Die Betreuerin hatte wohl meinen Missmut bemerkt und ergänzte:“Wissen sie, HerrTaxifahrer, mein Schützling ist Blind und kann all die schönen Dinge nur erahnen. Aber wir hoffen, das uns dort ein Meer an schönen Gerüchen erwartet!“

Manchmal wünsche ich mir dann doch, vorab etwas mehr über meine Fahrgäste zu wissen. Bei dieser Gelegenheit fiel mir auch gleich  mein erster Fettnapf in einer ähnlichen Angelegenheit wieder ein!

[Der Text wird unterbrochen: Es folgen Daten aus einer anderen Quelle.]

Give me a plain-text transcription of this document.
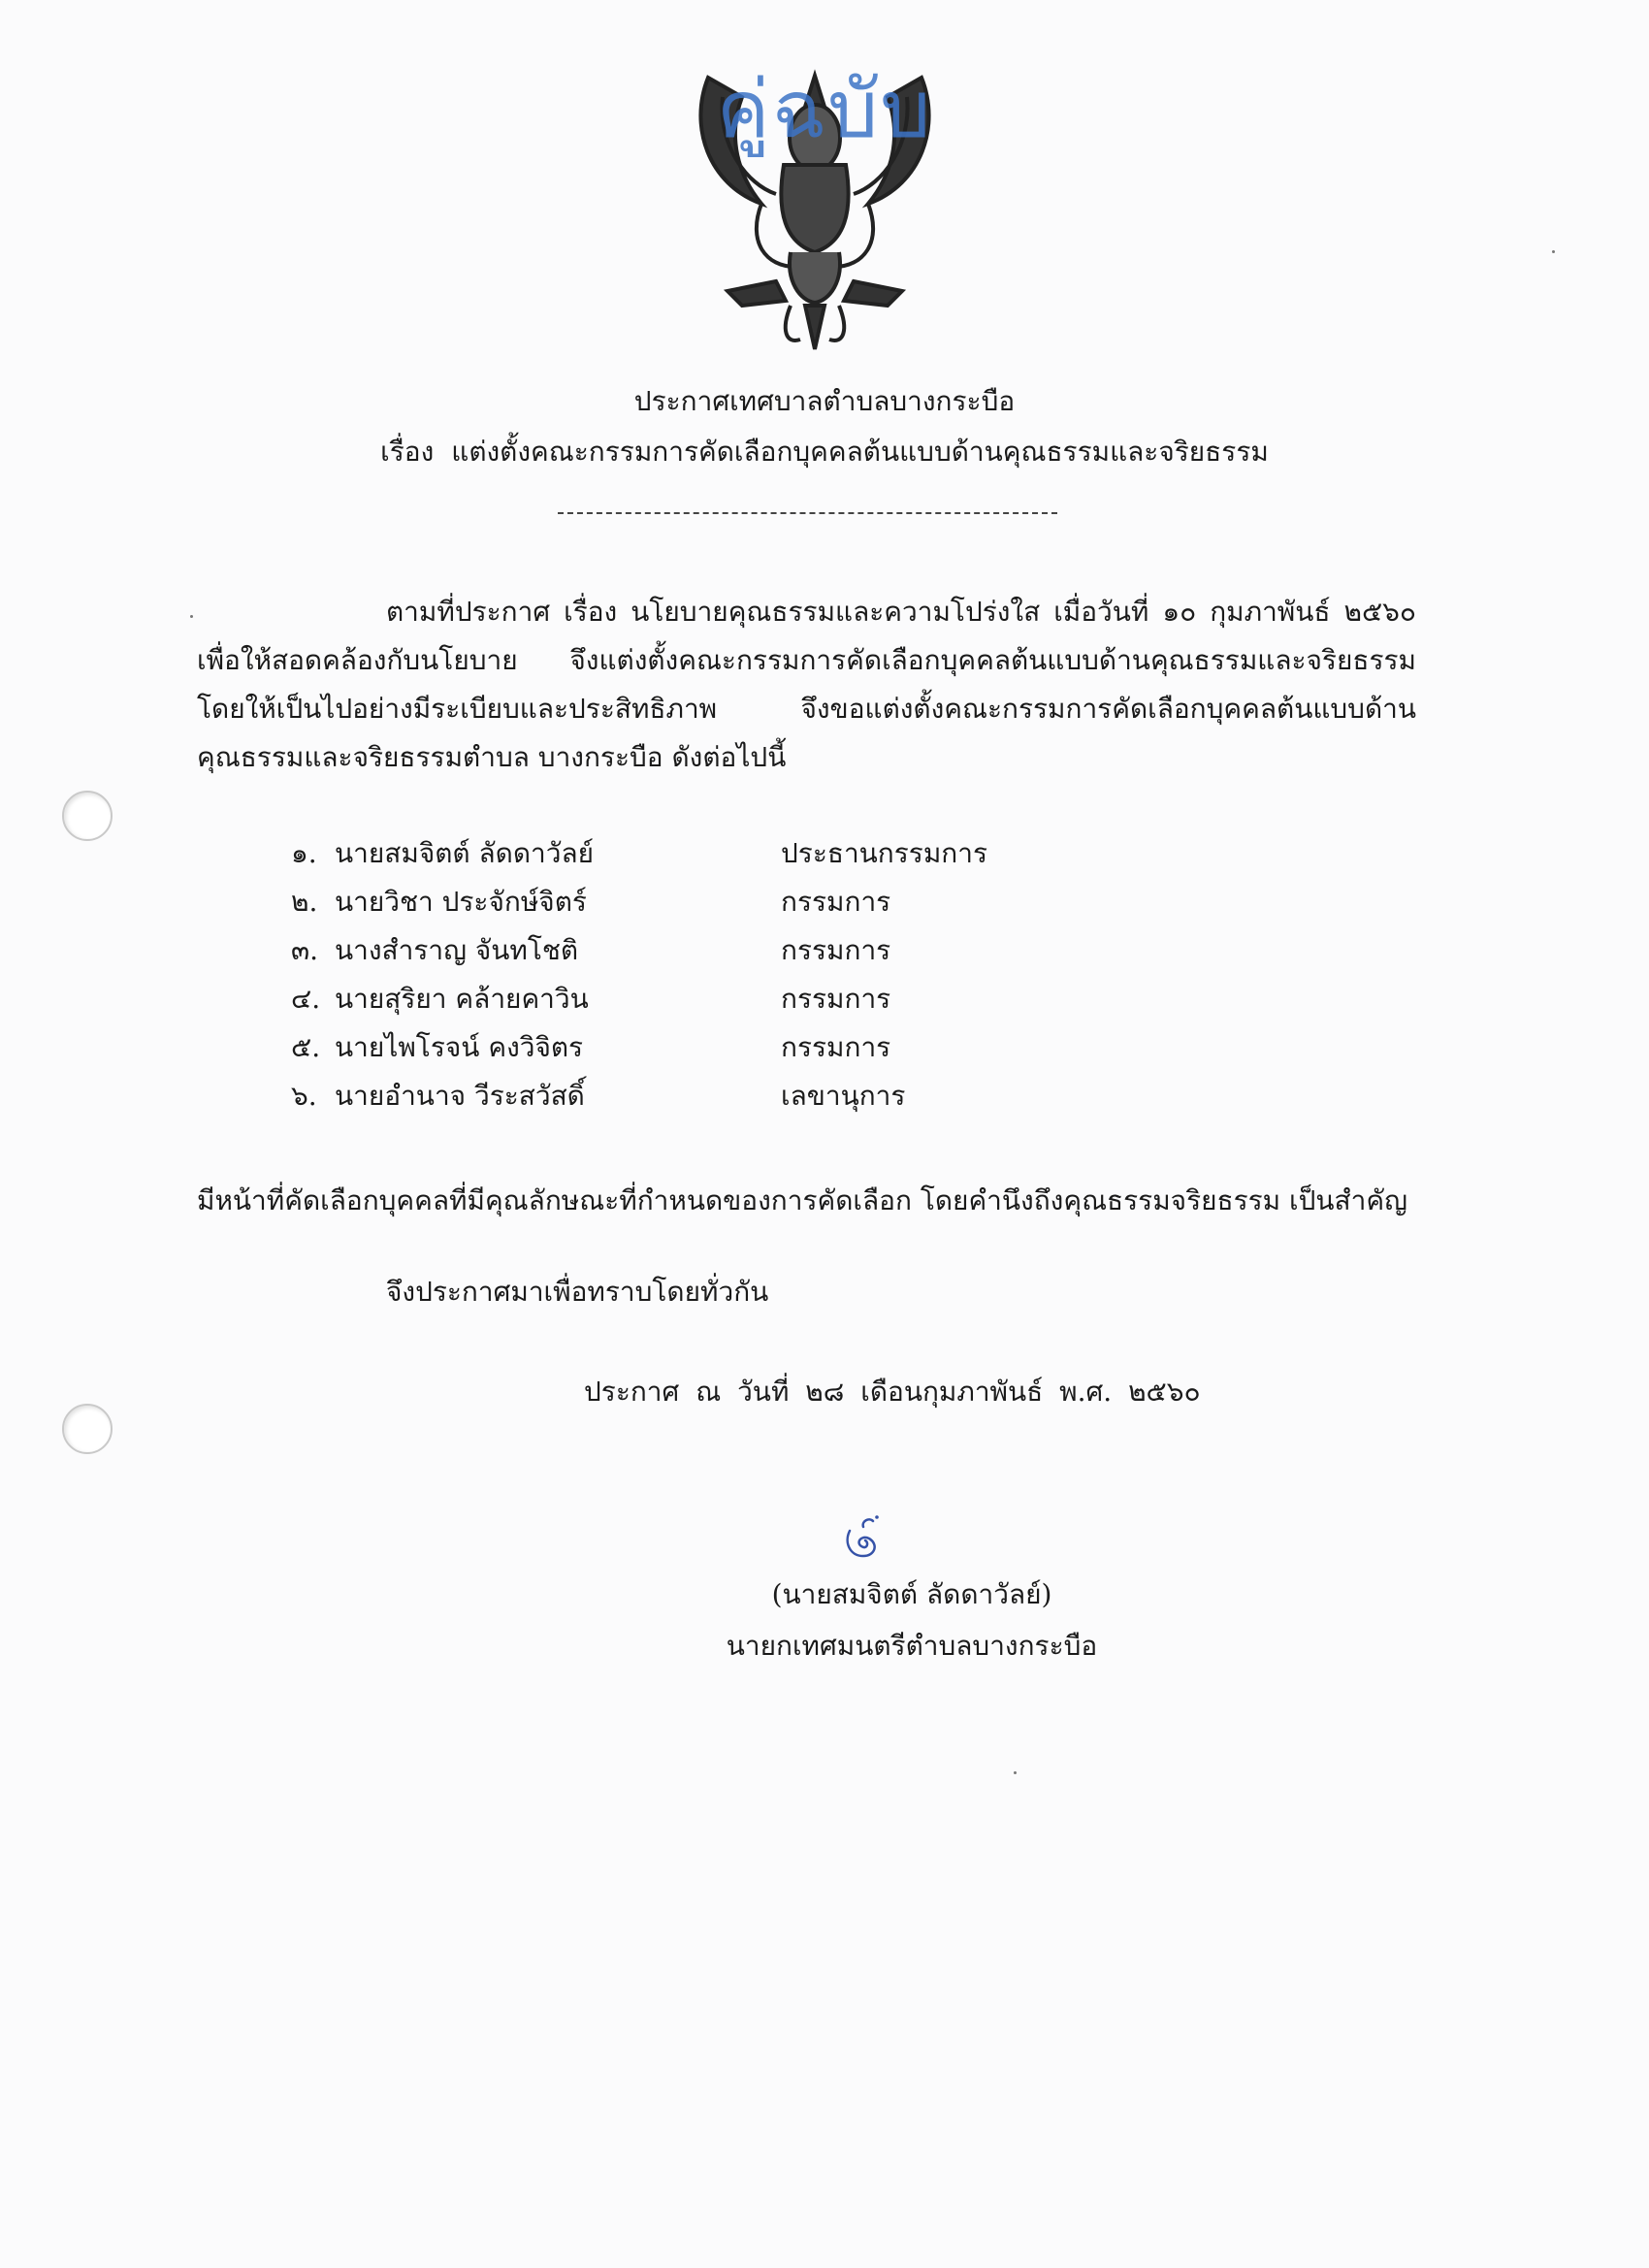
คู่ฉบับ
ประกาศเทศบาลตำบลบางกระบือ
เรื่อง แต่งตั้งคณะกรรมการคัดเลือกบุคคลต้นแบบด้านคุณธรรมและจริยธรรม
ตามที่ประกาศ เรื่อง นโยบายคุณธรรมและความโปร่งใส เมื่อวันที่ ๑๐ กุมภาพันธ์ ๒๕๖๐ เพื่อให้สอดคล้องกับนโยบาย จึงแต่งตั้งคณะกรรมการคัดเลือกบุคคลต้นแบบด้านคุณธรรมและจริยธรรม โดยให้เป็นไปอย่างมีระเบียบและประสิทธิภาพ จึงขอแต่งตั้งคณะกรรมการคัดเลือกบุคคลต้นแบบด้านคุณธรรมและจริยธรรมตำบล บางกระบือ ดังต่อไปนี้
๑. นายสมจิตต์ ลัดดาวัลย์	ประธานกรรมการ
๒. นายวิชา ประจักษ์จิตร์	กรรมการ
๓. นางสำราญ จันทโชติ	กรรมการ
๔. นายสุริยา คล้ายคาวิน	กรรมการ
๕. นายไพโรจน์ คงวิจิตร	กรรมการ
๖. นายอำนาจ วีระสวัสดิ์	เลขานุการ
มีหน้าที่คัดเลือกบุคคลที่มีคุณลักษณะที่กำหนดของการคัดเลือก โดยคำนึงถึงคุณธรรมจริยธรรม เป็นสำคัญ
จึงประกาศมาเพื่อทราบโดยทั่วกัน
ประกาศ ณ วันที่ ๒๘ เดือนกุมภาพันธ์ พ.ศ. ๒๕๖๐
(นายสมจิตต์ ลัดดาวัลย์)
นายกเทศมนตรีตำบลบางกระบือ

Euch Wünsche ich eine schöne Woche und mir endlich mehr Durchblick. Spätestens Mittwoch bekomme ich endlich eine Neue Brille und kann die Straßen wieder sehen und nicht erschätzen!

 

Hey Google…..

Mann, Mann, Mann, das ist echt stressig ab 22:00, wenn die Zentrale auf mein Handy umschaltet und in den wohlverdienten Feierabend geht.

Gleich der erste Anruf um 22:02 erforderte mein komplettes Taxiwissen, meine überragende Fantasie, sowie überdurchschnittliches Verhandlungsgeschick.

Ein Mann redet mit mir. Deutsch ist nicht seine Muttersprache, ich höre aufmerksam zu:

„Ein Taxi in den **andweg 160!“

„Sandweg?“

„Nein, nein! *randweg! 160!“

„Also, bis 160 geht bei uns keine Straße! In welchem Ort sind sie? Bremerhaven?“

„Ich bin in Lo*stedt!“

„Loxstedt? Ich verstehe sie nicht gut. Buchstabieren sie den Ort und den Straßennamen, bitte!“

Er kann nicht buchstabieren, glaube ich. Es spricht fortan eine Frau. Sie hat eine klarere Aussprache:

„G-R-A-N-D und „Weg“

„Tut mir leid, die Straße kenne ich nicht. Wo sind sie denn!?“

„Na, in Lokstedt, bei Hamburg! Wir haben ihre Nummer aus dem Internet!“

„Oh, da haben sie sich versehen. Sie sind in LoXstedt gelandet! Suchen sie doch bitte mit dem richtigen Namen noch einmal!“

„Er hat es ins Handy gesprochen und ihre Nummer kam raus! Können Sie mich wenigstens verbinden!?“

Es dauerte noch gefühlte 10 Minuten, bis sie mir glaubte, das ich von meinem Handy nicht mal so einfach mit einer Zentrale in Lokstedt verbinden könne.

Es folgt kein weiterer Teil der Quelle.